The Eighth Court held that Father was not disqualified from pursuing a restricted appeal merely because he filed a bill of review. A bill of review is an independent action, not a post-judgment motion under Rule 329b, and it does not extend plenary power or defeat one of the jurisdictional prerequisites for restricted-appeal review.

The court further held that Father failed to show reversible error on the face of the record. His attacks on substituted service, the return of service, the Certificate of Last Known Address, the Declaration of Military Status, and notice of judgment failed because the key documents were not part of the appellate record and thus could not be considered.
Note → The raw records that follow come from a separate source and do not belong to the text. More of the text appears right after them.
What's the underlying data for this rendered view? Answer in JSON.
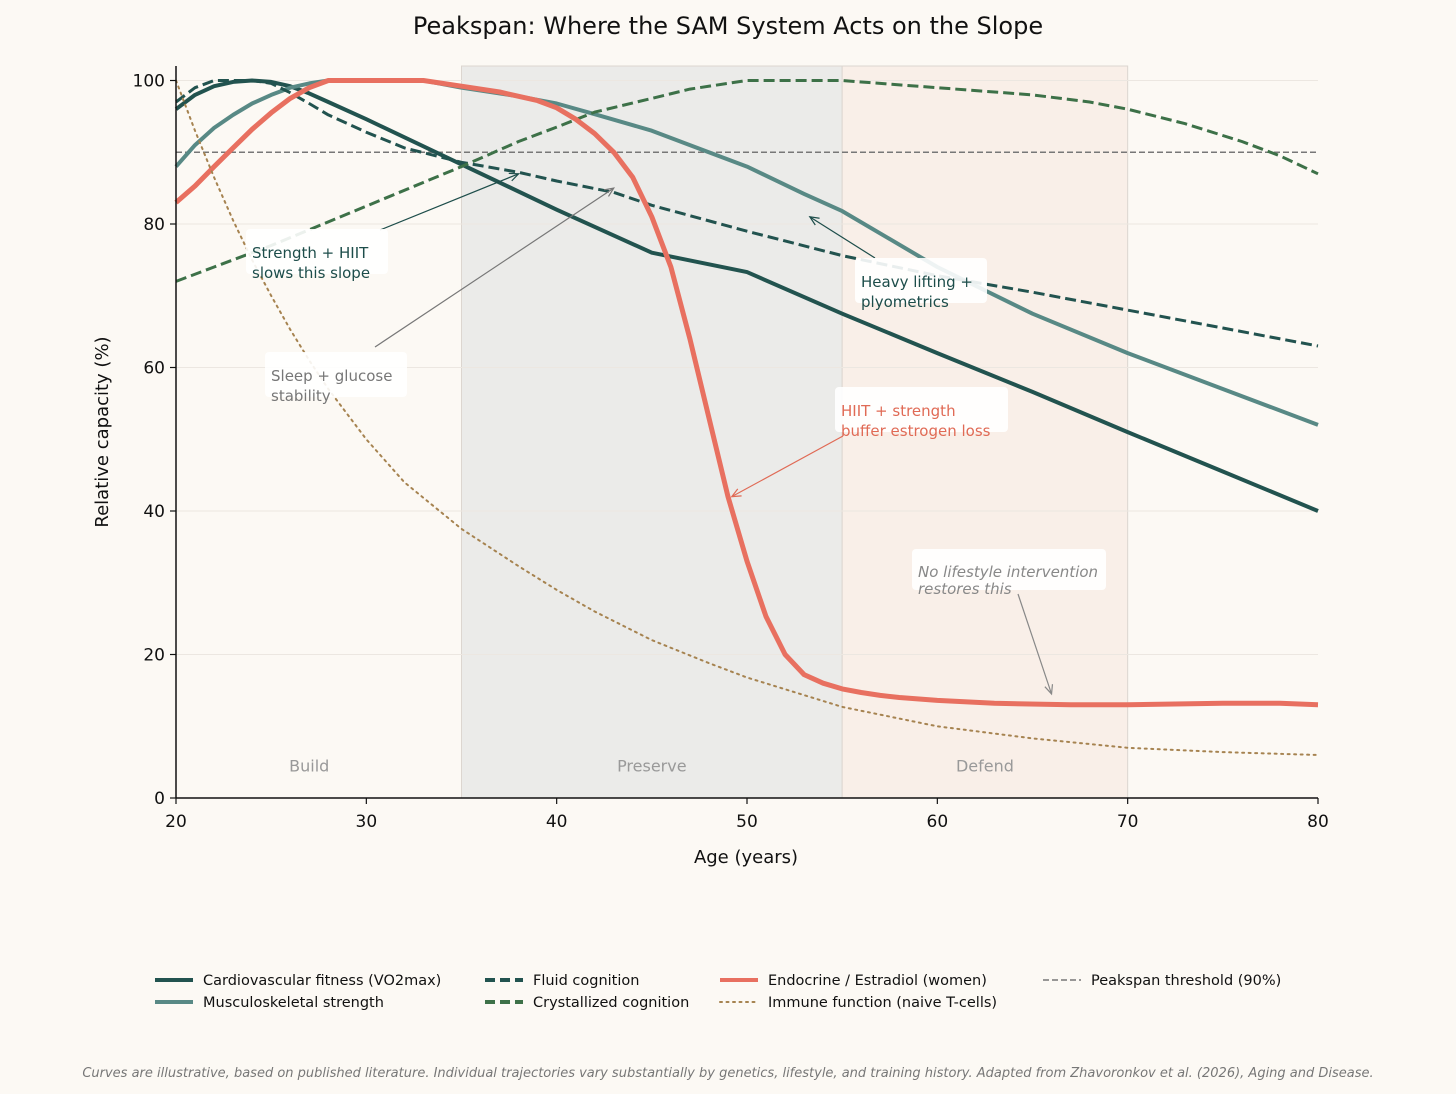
{
  "chart_data": {
    "type": "line",
    "title": "Peakspan: Where the SAM System Acts on the Slope",
    "xlabel": "Age (years)",
    "ylabel": "Relative capacity (%)",
    "xlim": [
      20,
      80
    ],
    "ylim": [
      0,
      102
    ],
    "xticks": [
      20,
      30,
      40,
      50,
      60,
      70,
      80
    ],
    "yticks": [
      0,
      20,
      40,
      60,
      80,
      100
    ],
    "grid": "horizontal",
    "regions": [
      {
        "label": "Build",
        "from": 20,
        "to": 35,
        "color": "#fcf9f4"
      },
      {
        "label": "Preserve",
        "from": 35,
        "to": 55,
        "color": "#ebebe9"
      },
      {
        "label": "Defend",
        "from": 55,
        "to": 70,
        "color": "#f9efe8"
      }
    ],
    "threshold": {
      "name": "Peakspan threshold (90%)",
      "y": 90,
      "color": "#777777"
    },
    "series": [
      {
        "name": "Cardiovascular fitness (VO2max)",
        "color": "#22534f",
        "style": "solid",
        "width": 4,
        "points": [
          [
            20,
            96
          ],
          [
            21,
            98
          ],
          [
            22,
            99.2
          ],
          [
            23,
            99.8
          ],
          [
            24,
            100
          ],
          [
            25,
            99.8
          ],
          [
            26,
            99.2
          ],
          [
            27,
            98.2
          ],
          [
            28,
            97
          ],
          [
            30,
            94.6
          ],
          [
            35,
            88.3
          ],
          [
            40,
            82
          ],
          [
            45,
            76
          ],
          [
            50,
            73.3
          ],
          [
            55,
            67.5
          ],
          [
            60,
            62
          ],
          [
            65,
            56.6
          ],
          [
            70,
            51
          ],
          [
            75,
            45.5
          ],
          [
            80,
            40
          ]
        ]
      },
      {
        "name": "Musculoskeletal strength",
        "color": "#588985",
        "style": "solid",
        "width": 4,
        "points": [
          [
            20,
            88
          ],
          [
            21,
            91
          ],
          [
            22,
            93.4
          ],
          [
            23,
            95.2
          ],
          [
            24,
            96.8
          ],
          [
            25,
            98
          ],
          [
            26,
            99
          ],
          [
            27,
            99.6
          ],
          [
            28,
            100
          ],
          [
            30,
            100
          ],
          [
            33,
            100
          ],
          [
            35,
            99
          ],
          [
            38,
            97.8
          ],
          [
            40,
            96.8
          ],
          [
            42,
            95.3
          ],
          [
            45,
            93
          ],
          [
            47,
            91
          ],
          [
            50,
            88
          ],
          [
            53,
            84.2
          ],
          [
            55,
            81.8
          ],
          [
            60,
            74
          ],
          [
            65,
            67.5
          ],
          [
            70,
            62
          ],
          [
            75,
            57
          ],
          [
            80,
            52
          ]
        ]
      },
      {
        "name": "Fluid cognition",
        "color": "#22534f",
        "style": "dashed",
        "width": 3,
        "points": [
          [
            20,
            97
          ],
          [
            21,
            99
          ],
          [
            22,
            100
          ],
          [
            24,
            100
          ],
          [
            25,
            99.6
          ],
          [
            26,
            98.3
          ],
          [
            27,
            96.8
          ],
          [
            28,
            95.2
          ],
          [
            30,
            92.8
          ],
          [
            32,
            90.6
          ],
          [
            35,
            88.6
          ],
          [
            38,
            87.2
          ],
          [
            40,
            86
          ],
          [
            43,
            84.4
          ],
          [
            45,
            82.6
          ],
          [
            50,
            79
          ],
          [
            55,
            75.6
          ],
          [
            60,
            72.8
          ],
          [
            65,
            70.5
          ],
          [
            70,
            68
          ],
          [
            75,
            65.5
          ],
          [
            80,
            63
          ]
        ]
      },
      {
        "name": "Crystallized cognition",
        "color": "#3d7148",
        "style": "dashed",
        "width": 3,
        "points": [
          [
            20,
            72
          ],
          [
            22,
            74
          ],
          [
            25,
            77
          ],
          [
            30,
            82.5
          ],
          [
            35,
            88
          ],
          [
            38,
            91.5
          ],
          [
            40,
            93.5
          ],
          [
            42,
            95.6
          ],
          [
            45,
            97.5
          ],
          [
            47,
            98.8
          ],
          [
            50,
            100
          ],
          [
            55,
            100
          ],
          [
            57,
            99.6
          ],
          [
            60,
            99
          ],
          [
            65,
            98
          ],
          [
            68,
            97
          ],
          [
            70,
            96
          ],
          [
            73,
            94
          ],
          [
            76,
            91.5
          ],
          [
            78,
            89.5
          ],
          [
            80,
            87
          ]
        ]
      },
      {
        "name": "Endocrine / Estradiol (women)",
        "color": "#e87060",
        "style": "solid",
        "width": 5,
        "points": [
          [
            20,
            83
          ],
          [
            21,
            85.3
          ],
          [
            22,
            88
          ],
          [
            23,
            90.6
          ],
          [
            24,
            93.2
          ],
          [
            25,
            95.5
          ],
          [
            26,
            97.5
          ],
          [
            27,
            99
          ],
          [
            28,
            100
          ],
          [
            33,
            100
          ],
          [
            35,
            99.2
          ],
          [
            37,
            98.4
          ],
          [
            38,
            97.8
          ],
          [
            39,
            97.2
          ],
          [
            40,
            96.2
          ],
          [
            41,
            94.6
          ],
          [
            42,
            92.6
          ],
          [
            43,
            90
          ],
          [
            44,
            86.5
          ],
          [
            45,
            81
          ],
          [
            46,
            74
          ],
          [
            47,
            64
          ],
          [
            48,
            53
          ],
          [
            49,
            42
          ],
          [
            50,
            33
          ],
          [
            51,
            25.3
          ],
          [
            52,
            20
          ],
          [
            53,
            17.2
          ],
          [
            54,
            16
          ],
          [
            55,
            15.2
          ],
          [
            56,
            14.7
          ],
          [
            57,
            14.3
          ],
          [
            58,
            14
          ],
          [
            60,
            13.6
          ],
          [
            63,
            13.2
          ],
          [
            67,
            13
          ],
          [
            70,
            13
          ],
          [
            75,
            13.2
          ],
          [
            78,
            13.2
          ],
          [
            80,
            13
          ]
        ]
      },
      {
        "name": "Immune function (naive T-cells)",
        "color": "#a68350",
        "style": "dotted",
        "width": 2,
        "points": [
          [
            20,
            100
          ],
          [
            21,
            93
          ],
          [
            22,
            86.5
          ],
          [
            23,
            80.5
          ],
          [
            24,
            75
          ],
          [
            25,
            70
          ],
          [
            26,
            65.3
          ],
          [
            27,
            61
          ],
          [
            28,
            57
          ],
          [
            30,
            50
          ],
          [
            32,
            44
          ],
          [
            35,
            37.5
          ],
          [
            38,
            32.3
          ],
          [
            40,
            29
          ],
          [
            42,
            26
          ],
          [
            45,
            22
          ],
          [
            48,
            18.8
          ],
          [
            50,
            16.8
          ],
          [
            55,
            12.7
          ],
          [
            60,
            10
          ],
          [
            65,
            8.3
          ],
          [
            70,
            7
          ],
          [
            75,
            6.4
          ],
          [
            80,
            6
          ]
        ]
      }
    ],
    "annotations": [
      {
        "text": [
          "Strength + HIIT",
          "slows this slope"
        ],
        "color": "#1d4d4a",
        "target": [
          38,
          87
        ]
      },
      {
        "text": [
          "Sleep + glucose",
          "stability"
        ],
        "color": "#777777",
        "target": [
          43,
          85
        ]
      },
      {
        "text": [
          "Heavy lifting +",
          "plyometrics"
        ],
        "color": "#1d4d4a",
        "target": [
          53.3,
          81
        ]
      },
      {
        "text": [
          "HIIT + strength",
          "buffer estrogen loss"
        ],
        "color": "#e06a55",
        "target": [
          49.2,
          42
        ]
      },
      {
        "text": [
          "No lifestyle intervention",
          "restores this"
        ],
        "color": "#888888",
        "italic": true,
        "target": [
          66,
          14.5
        ]
      }
    ]
  },
  "footnote": "Curves are illustrative, based on published literature. Individual trajectories vary substantially by genetics, lifestyle, and training history. Adapted from Zhavoronkov et al. (2026), Aging and Disease."
}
On that basis, the default final order modifying the parent-child relationship was affirmed.

Practical Application

For Texas family-law litigators, the decision has two strategic lessons.

First, when representing the defaulted party, do not assume you must choose between a restricted appeal and a bill of review. Subject to the facts and deadlines, both avenues may remain available because a bill of review is not a post-judgment motion that destroys restricted-appeal eligibility. That matters in SAPCR modifications, enforcement cases, and default divorces where service problems may exist but the client did not participate in the final hearing.

Second, the case is a stark reminder that appellate theory is useless without an appellate record. If you intend to attack a default order based on substituted service, defective proof of service, noncompliance with the Servicemembers Civil Relief Act-related filing practice, or lack of clerk’s notice, you must ensure the clerk’s record actually contains the operative documents. In family-law practice, especially where associate judges, e-filing workflows, out-of-state service, and multiple related pleadings are involved, omissions from the record are common. Appellate counsel should not merely review the file; they should verify that every necessary document has been requested, filed, and transmitted.

For the party seeking default relief, this opinion is equally useful. If you obtain a default modification or enforcement order, your best protection on appeal is a meticulous clerk’s record: motion for substituted service, supporting affidavit or declaration, signed order authorizing substituted service, executed return strictly complying with Rule 107, Certificate of Last Known Address, military-status affidavit or declaration, prove-up materials, and any judgment-notice documents. The more complete the file, the harder it will be for the nonappearing party to manufacture an appellate complaint.

Checklists

Protecting a Default Modification Order

Evaluating a Restricted Appeal for the Nonappearing Party

Avoiding Record-Based Defeat on Service Complaints

Coordinating Restricted Appeal and Bill of Review Strategy

Citation

In the Interest of I.J.W. and M.R.W., Children, No. 08-25-00116-CV, 2026 WL ___ (Tex. App.—El Paso Apr. 15, 2026, no pet.) (mem. op.).